Erst vor kurzem habe ich eine Tagung zum Thema „Quo vadis Personalentwicklung“ besucht. Einer der Vortragenden – Berater und Begründer eines Open-Source-Netzwerkes – stellte sich der Frage, wie zeitgemäß Personalentwicklung überhaupt noch ist?! Also genau genommen bezeichnete er Personalentwicklung als eine „gar nicht mehr so gute Idee“. Was er damit meinen könnte und wie moderne Personalentwicklung aussehen könnte, klären wir hier.

eine gruppe menschen symbolbild moderne personalentwicklung

Wiederbelebungsmaßnahmen zulassen

Personalentwicklung ist im heutigen Zeitalter geprägt von sich ständig ändernden Abläufen in einer schnelllebigen Welt. Im Informationszeitalter hat Individualisierung einen besonders hohen Stellenwert — die Personalarbeit hätte sich jedoch kaum geändert. Dem Vortragenden nach zu urteilen, wird Personalentwicklung heutzutage durch eine unüberschaubare Liste an Prozessen und Hierarchien erdrückt. Die ständig lernenden Menschen mit großartigen Ideen blieben hier auf der Strecke, dabei überleben bloß Projektpläne, Prozessabläufe und ein riesiger Berg an Informationen ohne Verwendung. Schöpfen wir dann vermutlich auch nicht unser gesamtes Potenzial aus? Umgekehrt gefragt: „Ist eine qualitative Personalentwicklung in lebendigen Teams unter all den komplexen Prozessen überhaupt noch möglich?“

Interaktionen als Verkaufsschlager

Was Personalentwicklung also heute fördern sollte (um nicht zu sagen muss), sind eine unendliche Bandbreite informeller Strukturen — und ja, hier meine ich auch den Kaffeetratsch mit Kollegen oder unverbindliche Mitarbeiterevents. Seminare mit starrer Wissensvermittlung sind schon lange kein „Burner“ mehr, ausverkauft sind jene Formate, die mehr Raum für eine Vernetzung lassen und dadurch eben den Beziehungsaufbau und den Wissensaustausch stärken. Provokant ausgedrückt: Personal darf nicht entwickelt, sondern den Personen muss die Möglichkeit gegeben werden, sich durch Vernetzungen selbst zu fördern. Oder, wie es der Vortragende sagte: „Personalentwicklung heutzutage macht blind, um die Potenziale eines Teams zu erkennen“.

Fremdsteuerung, ade!

Um die Potenziale von Teams voll ausschöpfen zu können, soll vor allem das selbstgesteuerte Lernen im Unternehmen gefördert werden. Eine fremdgesteuerte Entwicklung des Personals ist nicht mehr zeitgemäß, Selbstverantwortung ist somit groß im Kommen. Wenn wir von einer ständigen Weiterentwicklung in einer Organisation sprechen, muss die Kirche schon im Dorf gelassen werden. Denn wenn man von den Mitarbeitern Flexibilität, Dynamik und Eigenverantwortung fordert, muss der Weg dorthin auch möglich sein.

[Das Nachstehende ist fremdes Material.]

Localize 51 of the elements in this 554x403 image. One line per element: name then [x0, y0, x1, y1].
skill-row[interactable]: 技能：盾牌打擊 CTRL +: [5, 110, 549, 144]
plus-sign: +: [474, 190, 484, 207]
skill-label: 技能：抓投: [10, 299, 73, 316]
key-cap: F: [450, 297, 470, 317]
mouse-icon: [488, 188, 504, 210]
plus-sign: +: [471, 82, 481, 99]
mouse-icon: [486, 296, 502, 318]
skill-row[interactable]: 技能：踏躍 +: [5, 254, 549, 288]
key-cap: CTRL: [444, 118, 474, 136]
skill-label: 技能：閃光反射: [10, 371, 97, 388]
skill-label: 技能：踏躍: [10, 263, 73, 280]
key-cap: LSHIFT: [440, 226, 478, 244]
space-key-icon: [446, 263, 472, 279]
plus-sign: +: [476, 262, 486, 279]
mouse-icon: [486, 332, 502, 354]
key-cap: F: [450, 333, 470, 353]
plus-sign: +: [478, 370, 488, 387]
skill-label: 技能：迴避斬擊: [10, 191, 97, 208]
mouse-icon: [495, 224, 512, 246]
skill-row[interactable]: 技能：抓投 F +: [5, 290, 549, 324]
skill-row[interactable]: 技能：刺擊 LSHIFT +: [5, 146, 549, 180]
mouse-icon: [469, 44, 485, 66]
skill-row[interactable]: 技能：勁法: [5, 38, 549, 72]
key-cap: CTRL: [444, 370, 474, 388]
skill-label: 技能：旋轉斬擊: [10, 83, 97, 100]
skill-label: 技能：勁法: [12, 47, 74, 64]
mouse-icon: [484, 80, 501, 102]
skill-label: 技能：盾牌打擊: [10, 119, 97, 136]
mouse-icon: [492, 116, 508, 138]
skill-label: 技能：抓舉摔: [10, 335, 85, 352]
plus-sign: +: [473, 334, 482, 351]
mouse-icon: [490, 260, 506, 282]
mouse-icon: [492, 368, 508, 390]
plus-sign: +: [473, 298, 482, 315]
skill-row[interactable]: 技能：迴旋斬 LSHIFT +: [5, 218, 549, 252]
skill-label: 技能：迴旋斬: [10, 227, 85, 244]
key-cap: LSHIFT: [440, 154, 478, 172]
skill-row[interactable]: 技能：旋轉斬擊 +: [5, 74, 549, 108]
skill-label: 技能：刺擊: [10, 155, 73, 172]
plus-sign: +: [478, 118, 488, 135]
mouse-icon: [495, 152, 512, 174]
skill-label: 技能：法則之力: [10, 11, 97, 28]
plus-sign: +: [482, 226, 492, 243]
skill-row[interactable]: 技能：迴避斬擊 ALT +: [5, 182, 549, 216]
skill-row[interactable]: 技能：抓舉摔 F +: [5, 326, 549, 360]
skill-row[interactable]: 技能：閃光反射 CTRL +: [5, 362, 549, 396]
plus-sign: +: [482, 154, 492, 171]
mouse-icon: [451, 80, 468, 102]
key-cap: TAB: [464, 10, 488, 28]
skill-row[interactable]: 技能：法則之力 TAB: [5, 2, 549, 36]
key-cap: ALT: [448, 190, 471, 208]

Eigenverantwortung zur Entnahme

Nun ja, das bedeutet auch, dass wir Personaler Werkzeuge zur Verfügung stellen müssen, um Mitarbeiter durch Interaktionen zu genialen Ideen und kreativem Handeln zu ermutigen. Hinterfragt wie eure Personalentwicklung im 21. Jahrhundert mit den unermüdlichen Trends noch mithalten soll? Der Appell geht also an Unternehmen: bietet euren Mitarbeitern Möglichkeiten des selbstgesteuerten und informellen Lernens. Gemeinsames Kaffeetrinken in der Gemeinschaftsküche als Ideentopf? In den meisten Fällen tauschen sich Mitarbeiter nach kurzen privaten Ständchen ohnehin über Probleme, gut laufende Projekte oder neue Ideen aus. Das dabei entstehende Potenzial ist für jedes Unternehmen leistbar. Genau aus diesem Grund soll Personalentwicklung auch die Interaktionen und nicht die Personen dahinter entwickeln. Lassen wir Personaler also ihrer eigentlichen Arbeit nachgehen – nämlich Raum für Interaktionspotenziale zu schaffen.

Literaturtipp:

Pfläging, N./Hermann, S. (2015): Komplexithoden: Clevere Wege zur (Wieder)Belebung von Unternehmen und Arbeit in Komplexität. Redline-Verlag.